The department's struggles with shared services contributed to restatement of financial data, according to HUD's inspector general.

dollar signs
 

The Department of Housing and Urban Development's inefficient use of a shared financial management service contributed to mistakes that forced the agency to restate two years of financial statements, according to a new report from the agency's inspector general.The IG's report, issued on March 1, looked at the agency's restated fiscal 2016 and 2015 consolidated financial statements. The IG said it found the total amount of errors corrected in HUD's notes and consolidated financial statements were $516.4 billion and $3.4 billion.

The delays in reporting timely fiscal 2015 and 2016 financial statements, resulted from weak internal financial reporting capabilities, the IG found, including the agency's balky transition of core financial systems to a federal shared service provider housed at the Treasury Department.

In an earlier report on the shared services switch, HUD's Office of the Inspector General found that, "[a] year after the transition, HUD had inaccurate data resulting from the conversions and continued to execute 97 percent of programmatic transactions in its legacy applications. In addition, HUD did not decommission all of the applications it wanted to, including its core financial system, nor did it achieve the planned cost savings."

The department pushed back on these conclusions. In reply comments dated Dec. 13, 2016, HUD Assistant Chief Financial Officer for Systems Joseph I. Hungate III said the transition to shared services "provides the foundation on which the Department can achieve greater accuracy, timeliness and transparency in financial management."

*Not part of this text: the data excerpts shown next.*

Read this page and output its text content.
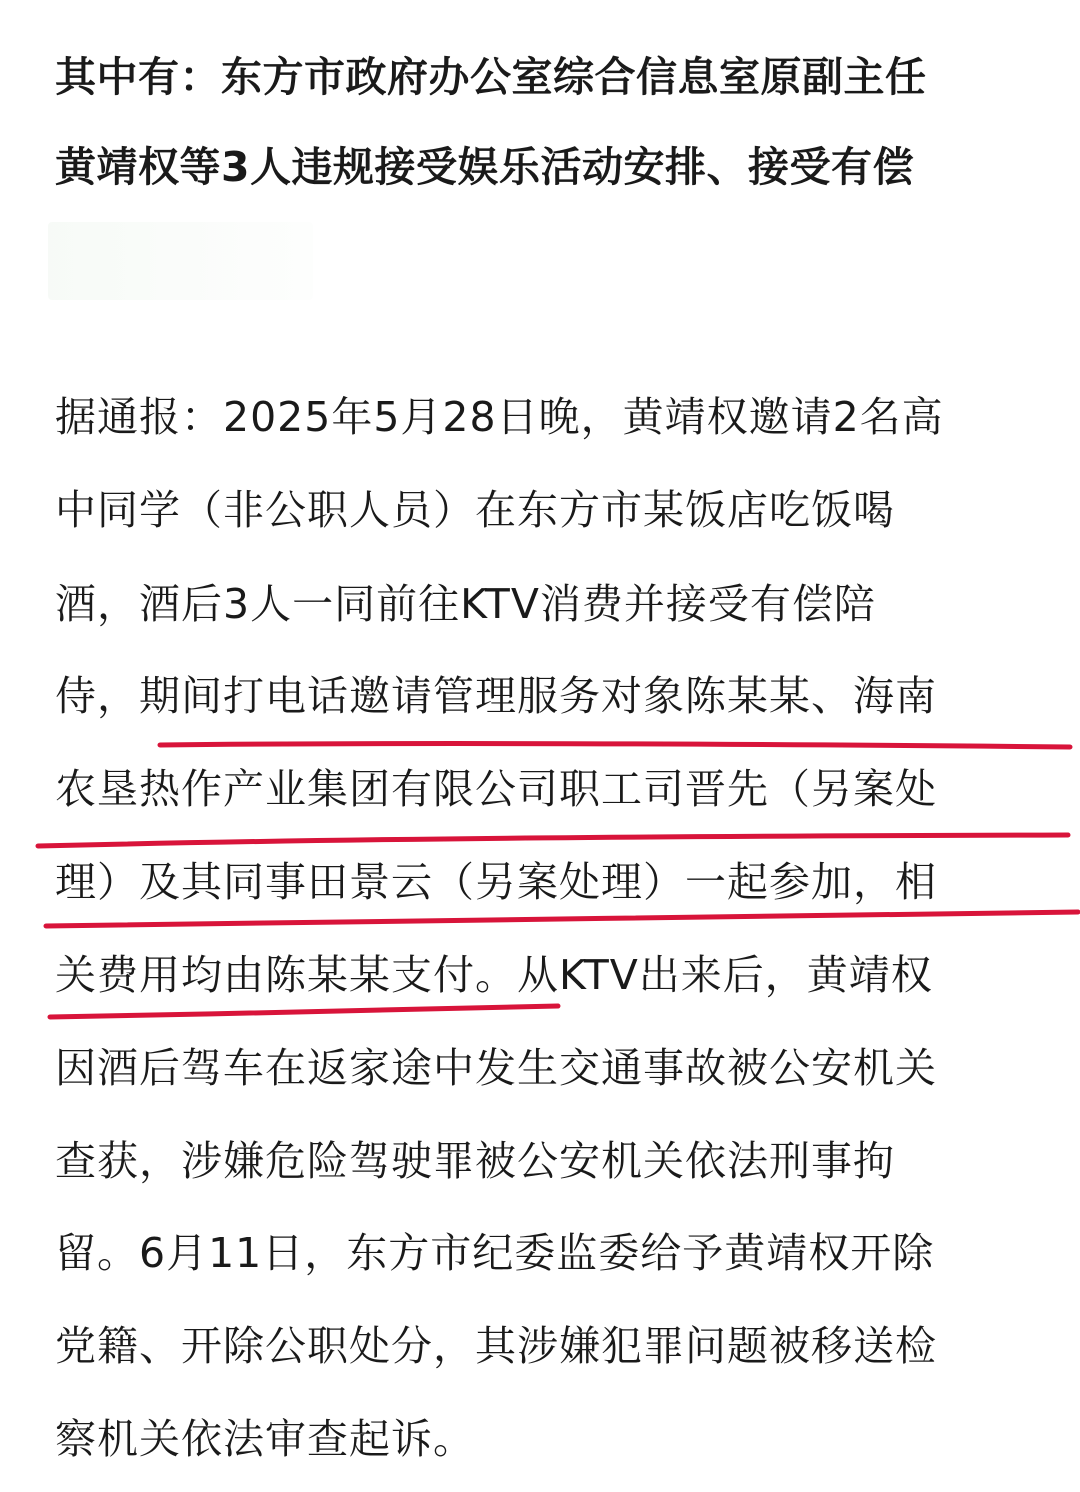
其中有：东方市政府办公室综合信息室原副主任
黄靖权等3人违规接受娱乐活动安排、接受有偿
据通报：2025年5月28日晚，黄靖权邀请2名高
中同学（非公职人员）在东方市某饭店吃饭喝
酒，酒后3人一同前往KTV消费并接受有偿陪
侍，期间打电话邀请管理服务对象陈某某、海南
农垦热作产业集团有限公司职工司晋先（另案处
理）及其同事田景云（另案处理）一起参加，相
关费用均由陈某某支付。从KTV出来后，黄靖权
因酒后驾车在返家途中发生交通事故被公安机关
查获，涉嫌危险驾驶罪被公安机关依法刑事拘
留。6月11日，东方市纪委监委给予黄靖权开除
党籍、开除公职处分，其涉嫌犯罪问题被移送检
察机关依法审查起诉。
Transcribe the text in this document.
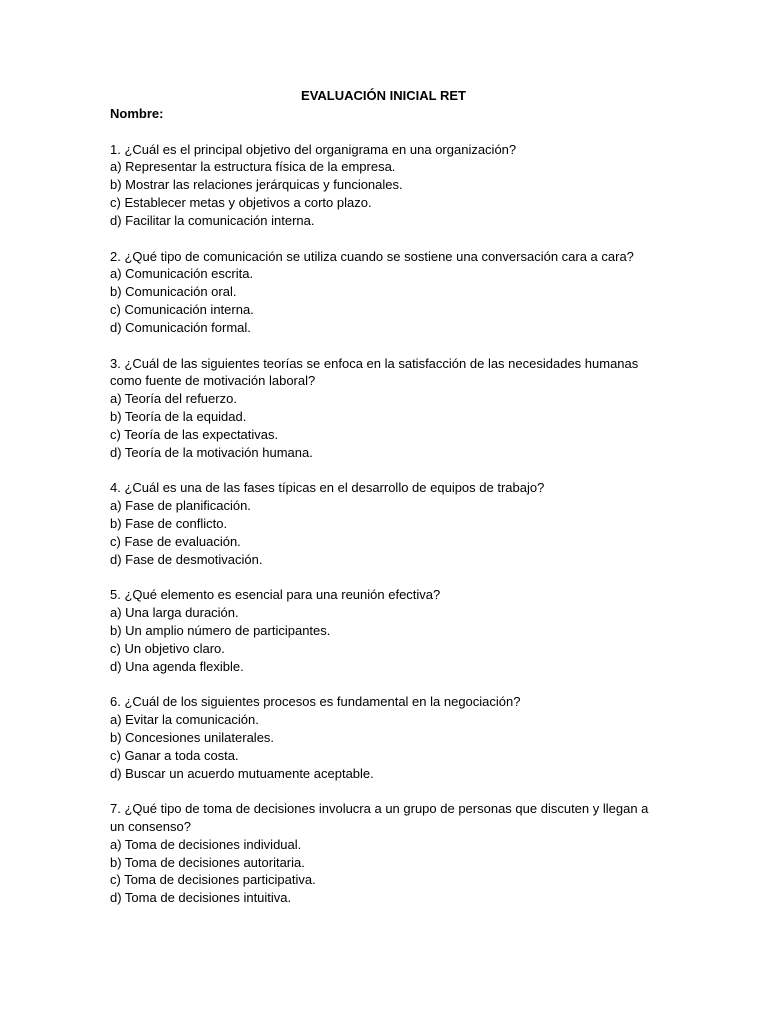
EVALUACIÓN INICIAL RET

Nombre:

1. ¿Cuál es el principal objetivo del organigrama en una organización?

a) Representar la estructura física de la empresa.

b) Mostrar las relaciones jerárquicas y funcionales.

c) Establecer metas y objetivos a corto plazo.

d) Facilitar la comunicación interna.

2. ¿Qué tipo de comunicación se utiliza cuando se sostiene una conversación cara a cara?

a) Comunicación escrita.

b) Comunicación oral.

c) Comunicación interna.

d) Comunicación formal.

3. ¿Cuál de las siguientes teorías se enfoca en la satisfacción de las necesidades humanas como fuente de motivación laboral?

a) Teoría del refuerzo.

b) Teoría de la equidad.

c) Teoría de las expectativas.

d) Teoría de la motivación humana.

4. ¿Cuál es una de las fases típicas en el desarrollo de equipos de trabajo?

a) Fase de planificación.

b) Fase de conflicto.

c) Fase de evaluación.

d) Fase de desmotivación.

5. ¿Qué elemento es esencial para una reunión efectiva?

a) Una larga duración.

b) Un amplio número de participantes.

c) Un objetivo claro.

d) Una agenda flexible.

6. ¿Cuál de los siguientes procesos es fundamental en la negociación?

a) Evitar la comunicación.

b) Concesiones unilaterales.

c) Ganar a toda costa.

d) Buscar un acuerdo mutuamente aceptable.

7. ¿Qué tipo de toma de decisiones involucra a un grupo de personas que discuten y llegan a un consenso?

a) Toma de decisiones individual.

b) Toma de decisiones autoritaria.

c) Toma de decisiones participativa.

d) Toma de decisiones intuitiva.
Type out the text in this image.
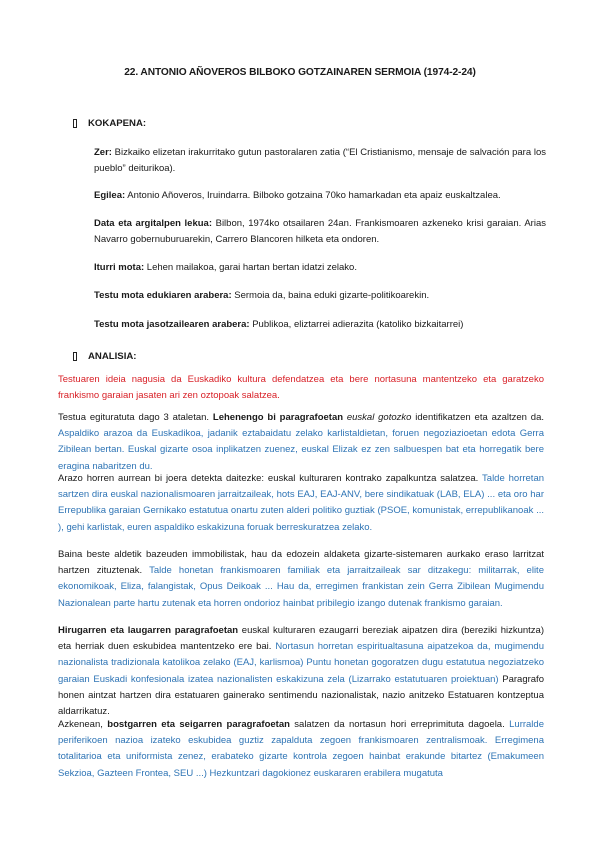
22. ANTONIO AÑOVEROS BILBOKO GOTZAINAREN SERMOIA (1974-2-24)
KOKAPENA:
Zer: Bizkaiko elizetan irakurritako gutun pastoralaren zatia (“El Cristianismo, mensaje de salvación para los pueblo” deiturikoa).
Egilea: Antonio Añoveros, Iruindarra. Bilboko gotzaina 70ko hamarkadan eta apaiz euskaltzalea.
Data eta argitalpen lekua: Bilbon, 1974ko otsailaren 24an. Frankismoaren azkeneko krisi garaian. Arias Navarro gobernuburuarekin, Carrero Blancoren hilketa eta ondoren.
Iturri mota: Lehen mailakoa, garai hartan bertan idatzi zelako.
Testu mota edukiaren arabera: Sermoia da, baina eduki gizarte-politikoarekin.
Testu mota jasotzailearen arabera: Publikoa, eliztarrei adierazita (katoliko bizkaitarrei)
ANALISIA:
Testuaren ideia nagusia da Euskadiko kultura defendatzea eta bere nortasuna mantentzeko eta garatzeko frankismo garaian jasaten ari zen oztopoak salatzea.
Testua egituratuta dago 3 ataletan. Lehenengo bi paragrafoetan euskal gotozko identifikatzen eta azaltzen da. Aspaldiko arazoa da Euskadikoa, jadanik eztabaidatu zelako karlistaldietan, foruen negoziazioetan edota Gerra Zibilean bertan. Euskal gizarte osoa inplikatzen zuenez, euskal Elizak ez zen salbuespen bat eta horregatik bere eragina nabaritzen du.
Arazo horren aurrean bi joera detekta daitezke: euskal kulturaren kontrako zapalkuntza salatzea. Talde horretan sartzen dira euskal nazionalismoaren jarraitzaileak, hots EAJ, EAJ-ANV, bere sindikatuak (LAB, ELA) ... eta oro har Errepublika garaian Gernikako estatutua onartu zuten alderi politiko guztiak (PSOE, komunistak, errepublikanoak ... ), gehi karlistak, euren aspaldiko eskakizuna foruak berreskuratzea zelako.
Baina beste aldetik bazeuden immobilistak, hau da edozein aldaketa gizarte-sistemaren aurkako eraso larritzat hartzen zituztenak. Talde honetan frankismoaren familiak eta jarraitzaileak sar ditzakegu: militarrak, elite ekonomikoak, Eliza, falangistak, Opus Deikoak ... Hau da, erregimen frankistan zein Gerra Zibilean Mugimendu Nazionalean parte hartu zutenak eta horren ondorioz hainbat pribilegio izango dutenak frankismo garaian.
Hirugarren eta laugarren paragrafoetan euskal kulturaren ezaugarri bereziak aipatzen dira (bereziki hizkuntza) eta herriak duen eskubidea mantentzeko ere bai. Nortasun horretan espiritualtasuna aipatzekoa da, mugimendu nazionalista tradizionala katolikoa zelako (EAJ, karlismoa) Puntu honetan gogoratzen dugu estatutua negoziatzeko garaian Euskadi konfesionala izatea nazionalisten eskakizuna zela (Lizarrako estatutuaren proiektuan) Paragrafo honen aintzat hartzen dira estatuaren gainerako sentimendu nazionalistak, nazio anitzeko Estatuaren kontzeptua aldarrikatuz.
Azkenean, bostgarren eta seigarren paragrafoetan salatzen da nortasun hori erreprimituta dagoela. Lurralde periferikoen nazioa izateko eskubidea guztiz zapalduta zegoen frankismoaren zentralismoak. Erregimena totalitarioa eta uniformista zenez, erabateko gizarte kontrola zegoen hainbat erakunde bitartez (Emakumeen Sekzioa, Gazteen Frontea, SEU ...) Hezkuntzari dagokionez euskararen erabilera mugatuta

The transition has been dogged by problems for some time, however. Former agency CFO Doug Criscitello told FCW that part of the problem is the complexity of legacy agency systems.

HUD, said Criscitello, "is the poster child" for dysfunctional financial management systems. It has highly siloed operations that include the Federal Housing Administration, Federal Housing Finance Agency, and Government National Mortgage Association. Those silos tend to have their own individual cultures that complicate implementing a common financial management shared services solution, he said.

Criscitello, now head of the MIT Center for Finance and Policy, said HUD had been making progress in getting its financial management house in order in the late 1990s and early 2000s, but the push towards shared services came "at an inopportune time" for the agency, which had been developing its own internal system.

"HUD needs a strong financial management capability. The commitment for that needs to come from the highest level," he said. The agency's budget director and deputy chief financial officer "need to be bigger players" inside the agency too, he added.